“Wir brauchen mehr Wasser, als wir produzieren“

Asunción: Ein großer Teil der Bürger von Asunción und aus dem Departement Central leidet seit Monaten unter Wassermangel, ohne dass bisher Hoffnung auf eine Lösung besteht. Dies bedeutet, dass in sozialen Netzwerken der Wechsel des Leiters der Sanitärgesellschaft Essap, Natalicio Chase, gefordert wird.
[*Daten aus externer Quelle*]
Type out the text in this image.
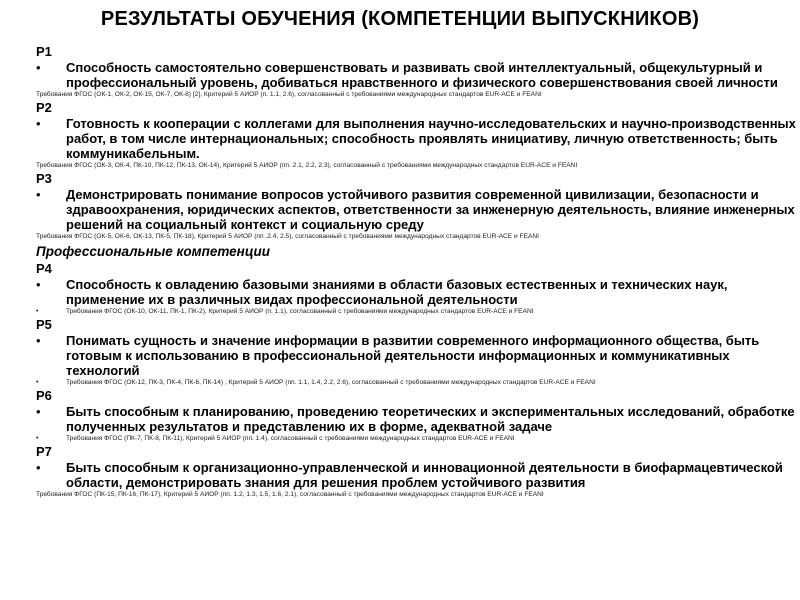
РЕЗУЛЬТАТЫ ОБУЧЕНИЯ (КОМПЕТЕНЦИИ ВЫПУСКНИКОВ)
Р1
• Способность самостоятельно совершенствовать и развивать свой интеллектуальный, общекультурный и профессиональный уровень, добиваться нравственного и физического совершенствования своей личности
Требования ФГОС (ОК-1, ОК-2, ОК-15, ОК-7, ОК-8) [2], Критерий 5 АИОР (п. 1.1, 2.6), согласованный с требованиями международных стандартов EUR-ACE и FEANI
Р2
• Готовность к кооперации с коллегами для выполнения научно-исследовательских и научно-производственных работ, в том числе интернациональных; способность проявлять инициативу, личную ответственность; быть коммуникабельным.
Требования ФГОС (ОК-3, ОК-4, ПК-10, ПК-12, ПК-13, ОК-14), Критерий 5 АИОР (пп. 2.1, 2.2, 2.3), согласованный с требованиями международных стандартов EUR-ACE и FEANI
Р3
• Демонстрировать понимание вопросов устойчивого развития современной цивилизации, безопасности и здравоохранения, юридических аспектов, ответственности за инженерную деятельность, влияние инженерных решений на социальный контекст и социальную среду
Требования ФГОС (ОК-5, ОК-6, ОК-13, ПК-5, ПК-18), Критерий 5 АИОР (пп .2.4, 2.5), согласованный с требованиями международных стандартов EUR-ACE и FEANI
Профессиональные компетенции
Р4
• Способность к овладению базовыми знаниями в области базовых естественных и технических наук, применение их в различных видах профессиональной деятельности
•	Требования ФГОС (ОК-10, ОК-11, ПК-1, ПК-2), Критерий 5 АИОР (п. 1.1), согласованный с требованиями международных стандартов EUR-ACE и FEANI
Р5
• Понимать сущность и значение информации в развитии современного информационного общества, быть готовым к использованию в профессиональной деятельности информационных и коммуникативных технологий
•	Требования ФГОС (ОК-12, ПК-3, ПК-4, ПК-6, ПК-14) , Критерий 5 АИОР (пп. 1.1, 1.4, 2.2, 2.6), согласованный с требованиями международных стандартов EUR-ACE и FEANI
Р6
• Быть способным к планированию, проведению теоретических и экспериментальных исследований, обработке полученных результатов и представлению их в форме, адекватной задаче
•	Требования ФГОС (ПК-7, ПК-8, ПК-11), Критерий 5 АИОР (пп. 1.4), согласованный с требованиями международных стандартов EUR-ACE и FEANI
Р7
• Быть способным к организационно-управленческой и инновационной деятельности в биофармацевтической области, демонстрировать знания для решения проблем устойчивого развития
Требования ФГОС (ПК-15, ПК-16, ПК-17), Критерий 5 АИОР (пп. 1.2, 1.3, 1.5, 1.6, 2.1), согласованный с требованиями международных стандартов EUR-ACE и FEANI
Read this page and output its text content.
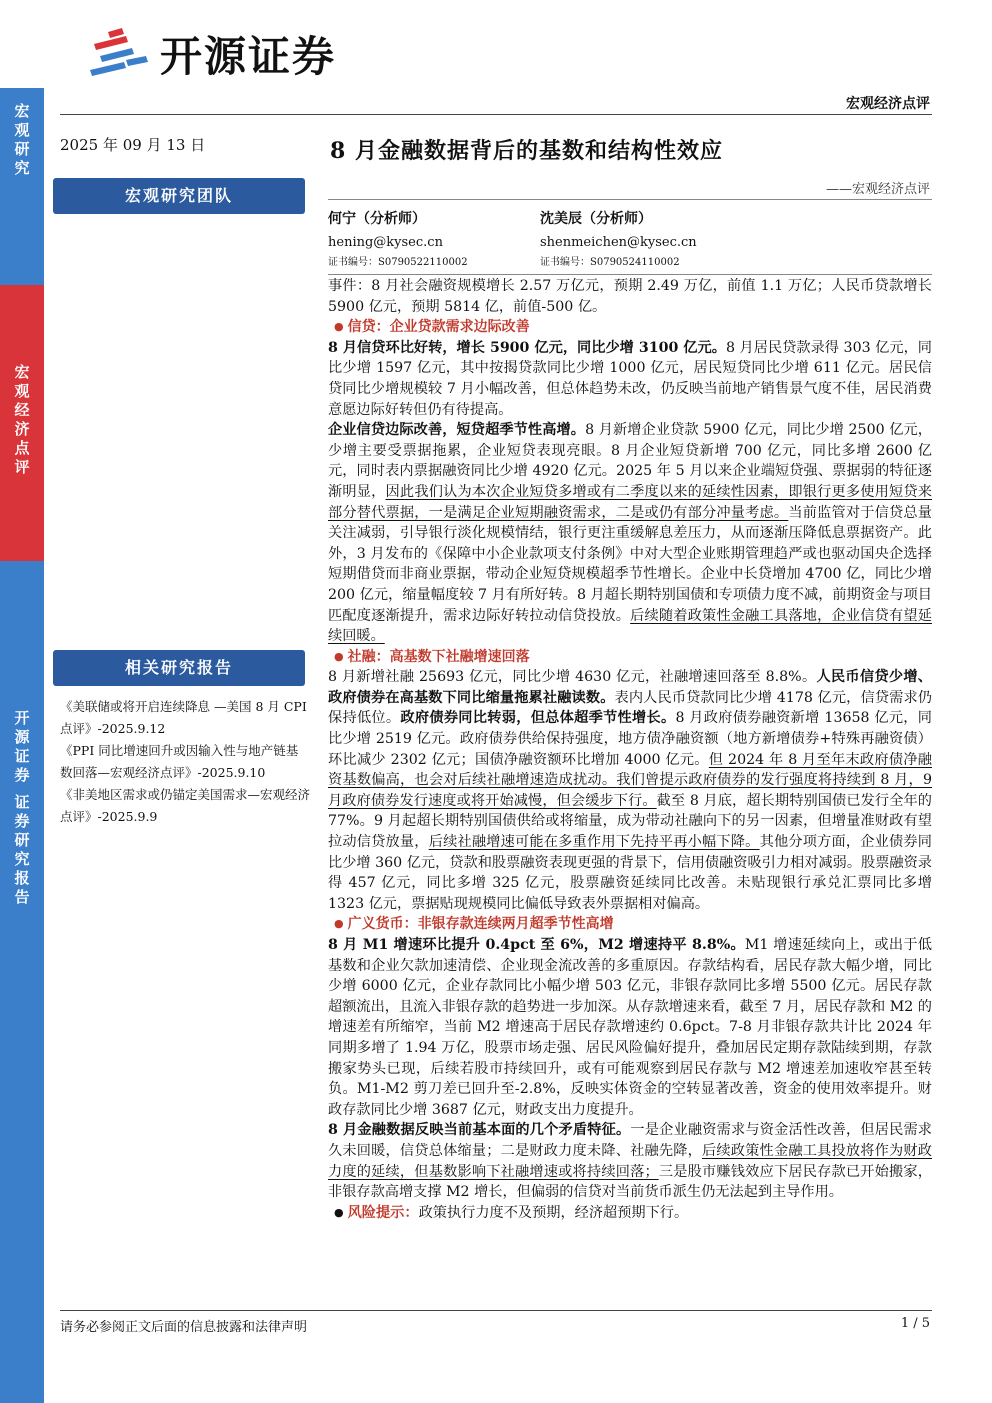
宏
观
研
究
宏
观
经
济
点
评
开
源
证
券
证
券
研
究
报
告
开源证券
宏观经济点评
2025 年 09 月 13 日	8 月金融数据背后的基数和结构性效应
——宏观经济点评
宏观研究团队
何宁（分析师）
hening@kysec.cn
证书编号：S0790522110002
沈美辰（分析师）
shenmeichen@kysec.cn
证书编号：S0790524110002
相关研究报告

《美联储或将开启连续降息 —美国 8 月 CPI 点评》-2025.9.12

《PPI 同比增速回升或因输入性与地产链基数回落—宏观经济点评》-2025.9.10

《非美地区需求或仍锚定美国需求—宏观经济点评》-2025.9.9

事件：8 月社会融资规模增长 2.57 万亿元，预期 2.49 万亿，前值 1.1 万亿；人民币贷款增长 5900 亿元，预期 5814 亿，前值-500 亿。

● 信贷：企业贷款需求边际改善

8 月信贷环比好转，增长 5900 亿元，同比少增 3100 亿元。8 月居民贷款录得 303 亿元，同比少增 1597 亿元，其中按揭贷款同比少增 1000 亿元，居民短贷同比少增 611 亿元。居民信贷同比少增规模较 7 月小幅改善，但总体趋势未改，仍反映当前地产销售景气度不佳，居民消费意愿边际好转但仍有待提高。

企业信贷边际改善，短贷超季节性高增。8 月新增企业贷款 5900 亿元，同比少增 2500 亿元，少增主要受票据拖累，企业短贷表现亮眼。8 月企业短贷新增 700 亿元，同比多增 2600 亿元，同时表内票据融资同比少增 4920 亿元。2025 年 5 月以来企业端短贷强、票据弱的特征逐渐明显，因此我们认为本次企业短贷多增或有二季度以来的延续性因素，即银行更多使用短贷来部分替代票据，一是满足企业短期融资需求，二是或仍有部分冲量考虑。当前监管对于信贷总量关注减弱，引导银行淡化规模情结，银行更注重缓解息差压力，从而逐渐压降低息票据资产。此外，3 月发布的《保障中小企业款项支付条例》中对大型企业账期管理趋严或也驱动国央企选择短期借贷而非商业票据，带动企业短贷规模超季节性增长。企业中长贷增加 4700 亿，同比少增 200 亿元，缩量幅度较 7 月有所好转。8 月超长期特别国债和专项债力度不减，前期资金与项目匹配度逐渐提升，需求边际好转拉动信贷投放。后续随着政策性金融工具落地，企业信贷有望延续回暖。

● 社融：高基数下社融增速回落

8 月新增社融 25693 亿元，同比少增 4630 亿元，社融增速回落至 8.8%。人民币信贷少增、政府债券在高基数下同比缩量拖累社融读数。表内人民币贷款同比少增 4178 亿元，信贷需求仍保持低位。政府债券同比转弱，但总体超季节性增长。8 月政府债券融资新增 13658 亿元，同比少增 2519 亿元。政府债券供给保持强度，地方债净融资额（地方新增债券+特殊再融资债）环比减少 2302 亿元；国债净融资额环比增加 4000 亿元。但 2024 年 8 月至年末政府债净融资基数偏高，也会对后续社融增速造成扰动。我们曾提示政府债券的发行强度将持续到 8 月，9 月政府债券发行速度或将开始减慢，但会缓步下行。截至 8 月底，超长期特别国债已发行全年的 77%。9 月起超长期特别国债供给或将缩量，成为带动社融向下的另一因素，但增量准财政有望拉动信贷放量，后续社融增速可能在多重作用下先持平再小幅下降。其他分项方面，企业债券同比少增 360 亿元，贷款和股票融资表现更强的背景下，信用债融资吸引力相对减弱。股票融资录得 457 亿元，同比多增 325 亿元，股票融资延续同比改善。未贴现银行承兑汇票同比多增 1323 亿元，票据贴现规模同比偏低导致表外票据相对偏高。

● 广义货币：非银存款连续两月超季节性高增

8 月 M1 增速环比提升 0.4pct 至 6%，M2 增速持平 8.8%。M1 增速延续向上，或出于低基数和企业欠款加速清偿、企业现金流改善的多重原因。存款结构看，居民存款大幅少增，同比少增 6000 亿元，企业存款同比小幅少增 503 亿元，非银存款同比多增 5500 亿元。居民存款超额流出，且流入非银存款的趋势进一步加深。从存款增速来看，截至 7 月，居民存款和 M2 的增速差有所缩窄，当前 M2 增速高于居民存款增速约 0.6pct。7-8 月非银存款共计比 2024 年同期多增了 1.94 万亿，股票市场走强、居民风险偏好提升，叠加居民定期存款陆续到期，存款搬家势头已现，后续若股市持续回升，或有可能观察到居民存款与 M2 增速差加速收窄甚至转负。M1-M2 剪刀差已回升至-2.8%，反映实体资金的空转显著改善，资金的使用效率提升。财政存款同比少增 3687 亿元，财政支出力度提升。

8 月金融数据反映当前基本面的几个矛盾特征。一是企业融资需求与资金活性改善，但居民需求久未回暖，信贷总体缩量；二是财政力度未降、社融先降，后续政策性金融工具投放将作为财政力度的延续，但基数影响下社融增速或将持续回落；三是股市赚钱效应下居民存款已开始搬家，非银存款高增支撑 M2 增长，但偏弱的信贷对当前货币派生仍无法起到主导作用。

● 风险提示：政策执行力度不及预期，经济超预期下行。

请务必参阅正文后面的信息披露和法律声明	1 / 5
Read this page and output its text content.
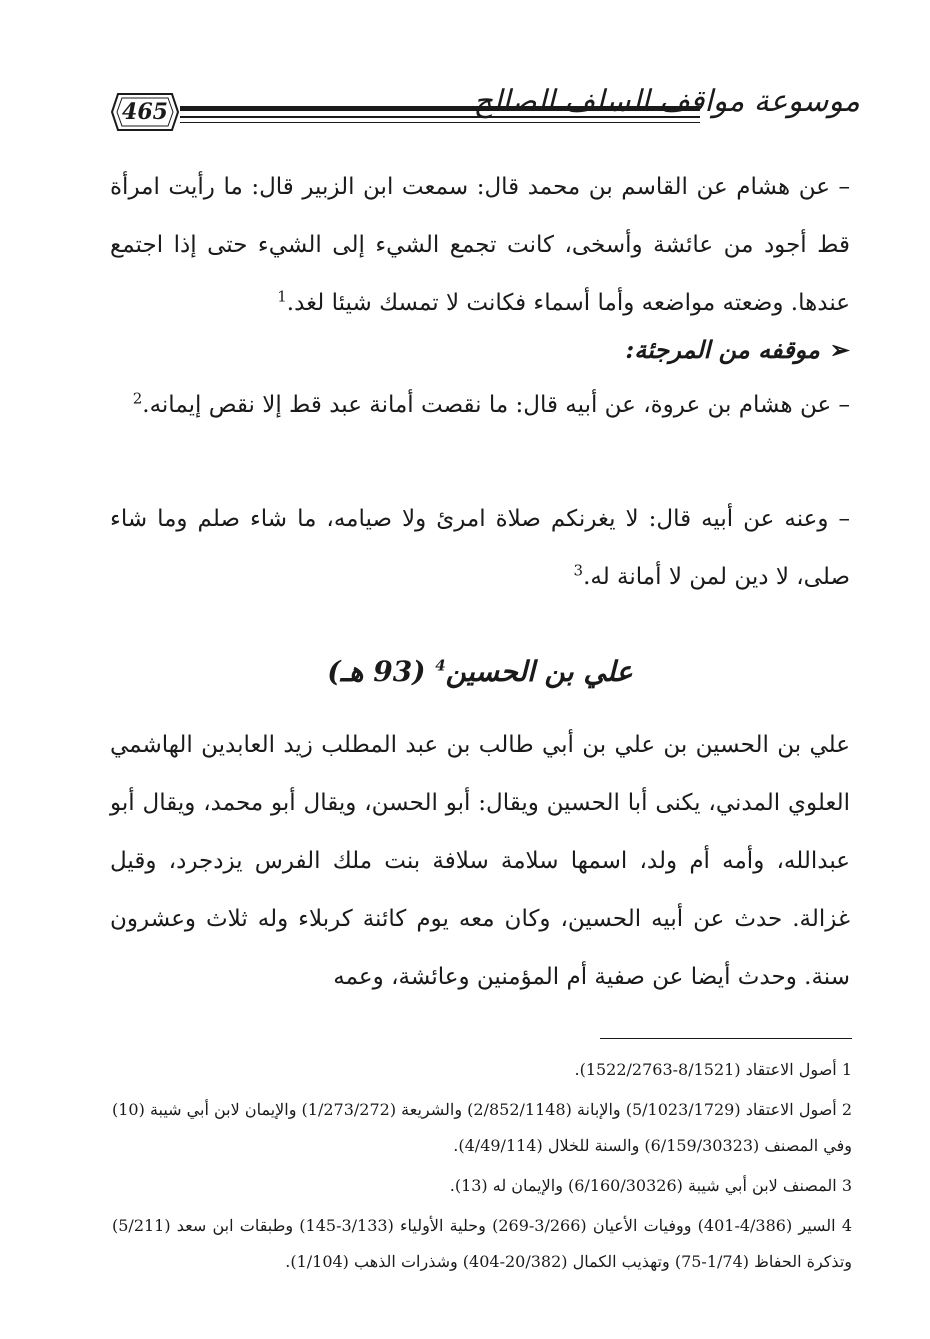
465	موسوعة مواقف السلف الصالح

– عن هشام عن القاسم بن محمد قال: سمعت ابن الزبير قال: ما رأيت امرأة قط أجود من عائشة وأسخى، كانت تجمع الشيء إلى الشيء حتى إذا اجتمع عندها. وضعته مواضعه وأما أسماء فكانت لا تمسك شيئا لغد.$^1$

➢موقفه من المرجئة:

– عن هشام بن عروة، عن أبيه قال: ما نقصت أمانة عبد قط إلا نقص إيمانه.$^2$

– وعنه عن أبيه قال: لا يغرنكم صلاة امرئ ولا صيامه، ما شاء صلم وما شاء صلى، لا دين لمن لا أمانة له.$^3$

علي بن الحسين$^4$ (93 هـ)

علي بن الحسين بن علي بن أبي طالب بن عبد المطلب زيد العابدين الهاشمي العلوي المدني، يكنى أبا الحسين ويقال: أبو الحسن، ويقال أبو محمد، ويقال أبو عبدالله، وأمه أم ولد، اسمها سلامة سلافة بنت ملك الفرس يزدجرد، وقيل غزالة. حدث عن أبيه الحسين، وكان معه يوم كائنة كربلاء وله ثلاث وعشرون سنة. وحدث أيضا عن صفية أم المؤمنين وعائشة، وعمه

1 أصول الاعتقاد (8/1521-1522/2763).

2 أصول الاعتقاد (5/1023/1729) والإبانة (2/852/1148) والشريعة (1/273/272) والإيمان لابن أبي شيبة (10) وفي المصنف (6/159/30323) والسنة للخلال (4/49/114).

3 المصنف لابن أبي شيبة (6/160/30326) والإيمان له (13).

4 السير (4/386-401) ووفيات الأعيان (3/266-269) وحلية الأولياء (3/133-145) وطبقات ابن سعد (5/211) وتذكرة الحفاظ (1/74-75) وتهذيب الكمال (20/382-404) وشذرات الذهب (1/104).
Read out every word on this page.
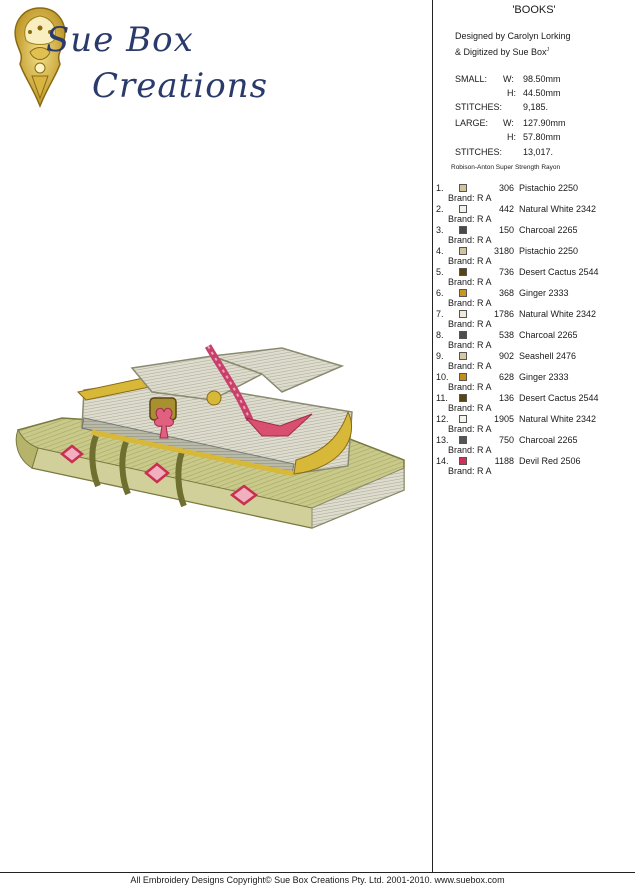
Sue Box
Creations
'BOOKS'
Designed by Carolyn Lorking
& Digitized by Sue Box$^J$
SMALL: W: 98.50mm
H: 44.50mm
STITCHES: 9,185.
LARGE: W: 127.90mm
H: 57.80mm
STITCHES: 13,017.
Robison-Anton Super Strength Rayon
1.	306 Pistachio 2250
Brand: R A
2.	442 Natural White 2342
Brand: R A
3.	150 Charcoal 2265
Brand: R A
4.	3180 Pistachio 2250
Brand: R A
5.	736 Desert Cactus 2544
Brand: R A
6.	368 Ginger 2333
Brand: R A
7.	1786 Natural White 2342
Brand: R A
8.	538 Charcoal 2265
Brand: R A
9.	902 Seashell 2476
Brand: R A
10.	628 Ginger 2333
Brand: R A
11.	136 Desert Cactus 2544
Brand: R A
12.	1905 Natural White 2342
Brand: R A
13.	750 Charcoal 2265
Brand: R A
14.	1188 Devil Red 2506
Brand: R A
All Embroidery Designs Copyright© Sue Box Creations Pty. Ltd. 2001-2010. www.suebox.com
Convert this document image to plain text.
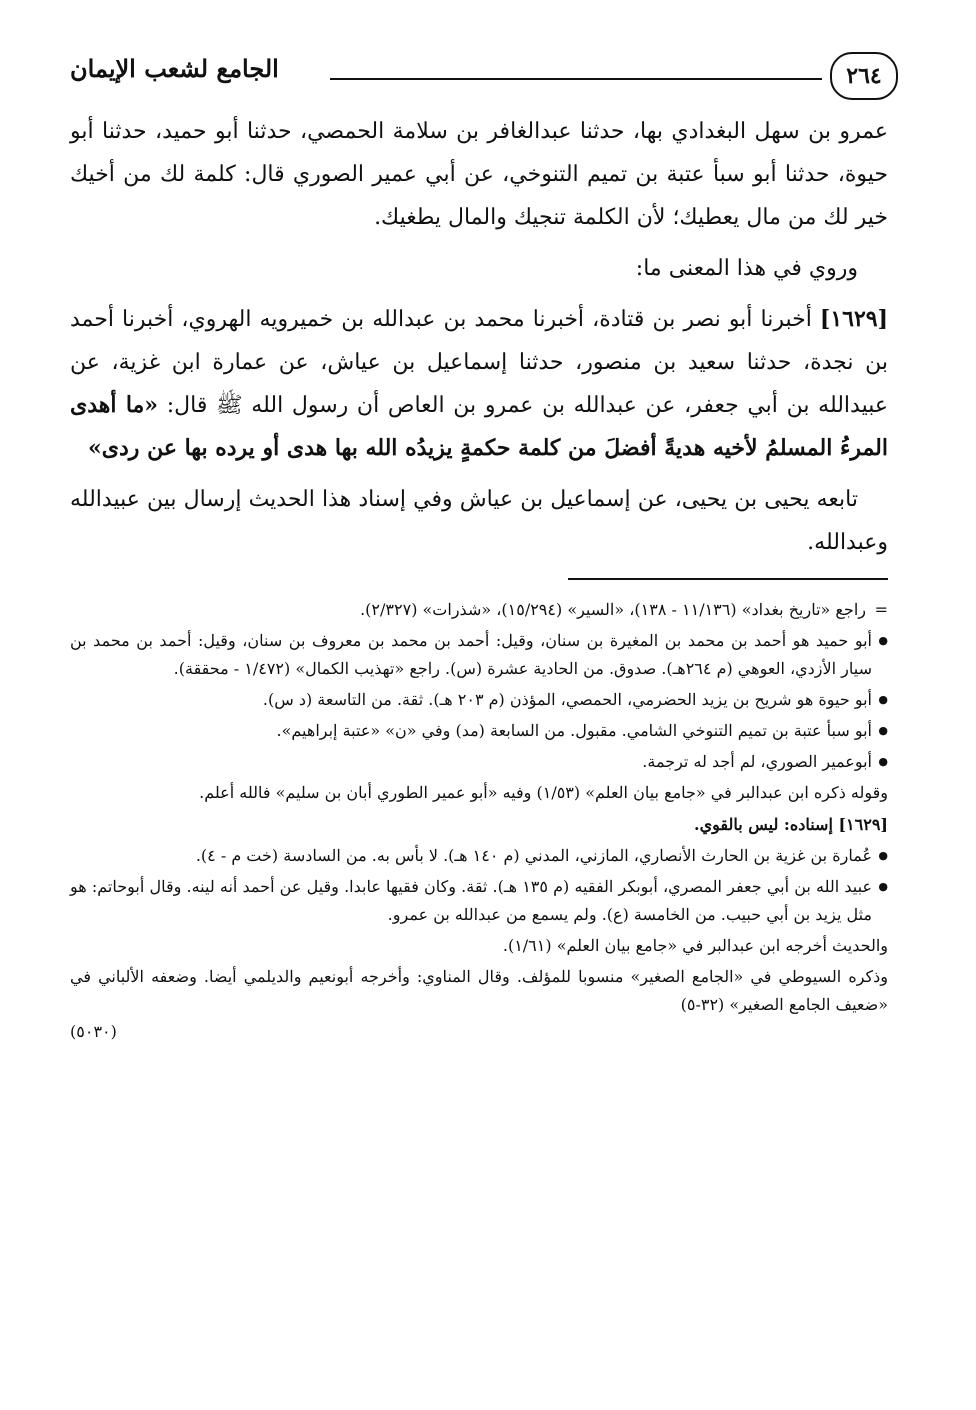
٢٦٤
الجامع لشعب الإيمان

عمرو بن سهل البغدادي بها، حدثنا عبدالغافر بن سلامة الحمصي، حدثنا أبو حميد، حدثنا أبو حيوة، حدثنا أبو سبأ عتبة بن تميم التنوخي، عن أبي عمير الصوري قال: كلمة لك من أخيك خير لك من مال يعطيك؛ لأن الكلمة تنجيك والمال يطغيك.

وروي في هذا المعنى ما:

[١٦٢٩] أخبرنا أبو نصر بن قتادة، أخبرنا محمد بن عبدالله بن خميرويه الهروي، أخبرنا أحمد بن نجدة، حدثنا سعيد بن منصور، حدثنا إسماعيل بن عياش، عن عمارة ابن غزية، عن عبيدالله بن أبي جعفر، عن عبدالله بن عمرو بن العاص أن رسول الله ﷺ قال: «ما أهدى المرءُ المسلمُ لأخيه هديةً أفضلَ من كلمة حكمةٍ يزيدُه الله بها هدى أو يرده بها عن ردى»

تابعه يحيى بن يحيى، عن إسماعيل بن عياش وفي إسناد هذا الحديث إرسال بين عبيدالله وعبدالله.

= راجع «تاريخ بغداد» (١١/١٣٦ - ١٣٨)، «السير» (١٥/٢٩٤)، «شذرات» (٢/٣٢٧).

● أبو حميد هو أحمد بن محمد بن المغيرة بن سنان، وقيل: أحمد بن محمد بن معروف بن سنان، وقيل: أحمد بن محمد بن سيار الأزدي، العوهي (م ٢٦٤هـ). صدوق. من الحادية عشرة (س). راجع «تهذيب الكمال» (١/٤٧٢ - محققة).

● أبو حيوة هو شريح بن يزيد الحضرمي، الحمصي، المؤذن (م ٢٠٣ هـ). ثقة. من التاسعة (د س).

● أبو سبأ عتبة بن تميم التنوخي الشامي. مقبول. من السابعة (مد) وفي «ن» «عتبة إبراهيم».

● أبوعمير الصوري، لم أجد له ترجمة.

وقوله ذكره ابن عبدالبر في «جامع بيان العلم» (١/٥٣) وفيه «أبو عمير الطوري أبان بن سليم» فالله أعلم.

[١٦٢٩] إسناده: ليس بالقوي.

● عُمارة بن غزية بن الحارث الأنصاري، المازني، المدني (م ١٤٠ هـ). لا بأس به. من السادسة (خت م - ٤).

● عبيد الله بن أبي جعفر المصري، أبوبكر الفقيه (م ١٣٥ هـ). ثقة. وكان فقيها عابدا. وقيل عن أحمد أنه لينه. وقال أبوحاتم: هو مثل يزيد بن أبي حبيب. من الخامسة (ع). ولم يسمع من عبدالله بن عمرو.

والحديث أخرجه ابن عبدالبر في «جامع بيان العلم» (١/٦١).

وذكره السيوطي في «الجامع الصغير» منسوبا للمؤلف. وقال المناوي: وأخرجه أبونعيم والديلمي أيضا. وضعفه الألباني في «ضعيف الجامع الصغير» (٣٢-٥)

(٥٠٣٠)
Der technische Leiter der Einrichtung, Ingenieur Zoilo Benitez, erklärt: „Das Problem der Essap besteht darin, dass der Verbrauch höher ist als die Produktion. Die Infrastruktur ist mehrere Jahre alt, was eine dauerhafte Investition von finanziellen und technologischen Ressourcen erfordert hätte, aber diese nicht dem Bedarf unserer Kunden entsprach“.

„Wir setzen kurz- und mittelfristig bereits einen strategischen Plan um. Kurzfristig besteht er aus der Installation von 10 kompakten, mobilen Wasseraufbereitungsanlagen und erfordert einige Infrastrukturarbeiten wie den Anschluss an die Netze. Er ist schon ziemlich weit fortgeschritten. Die ersten Anlagen sollen am 15. Dezember in Betrieb gehen und bis zum 15. Januar dürften sie alle voll funktionsfähig sein“, sagte Benitez.

Sieben Anlagen sollen den Bedarf des Zentrums von Asunción sowie seiner Umgebung decken und so den heute in Viñas Cué genutzten Sektor freigeben, der dann an andere Orte umgeleitet würde, erklärte Benítez weiter.

Darüber hinaus wird in Sajonia eine Wasseraufbereitungsanlage installiert, die einen Großteil der Nachbarschaft versorgt.

„Wir werden auch den See benutzen, der sich im Park Carlos Antonio López befindet. Von dort muss Wasser in andere Teile der Stadt gepumpt werden, hauptsächlich nach Sajonia. Das Problem ist, dass es wenig Wasser gibt, weil es kaum regnet und sich so das Reservoir nicht wieder befüllt“, sagte Benitez abschließend.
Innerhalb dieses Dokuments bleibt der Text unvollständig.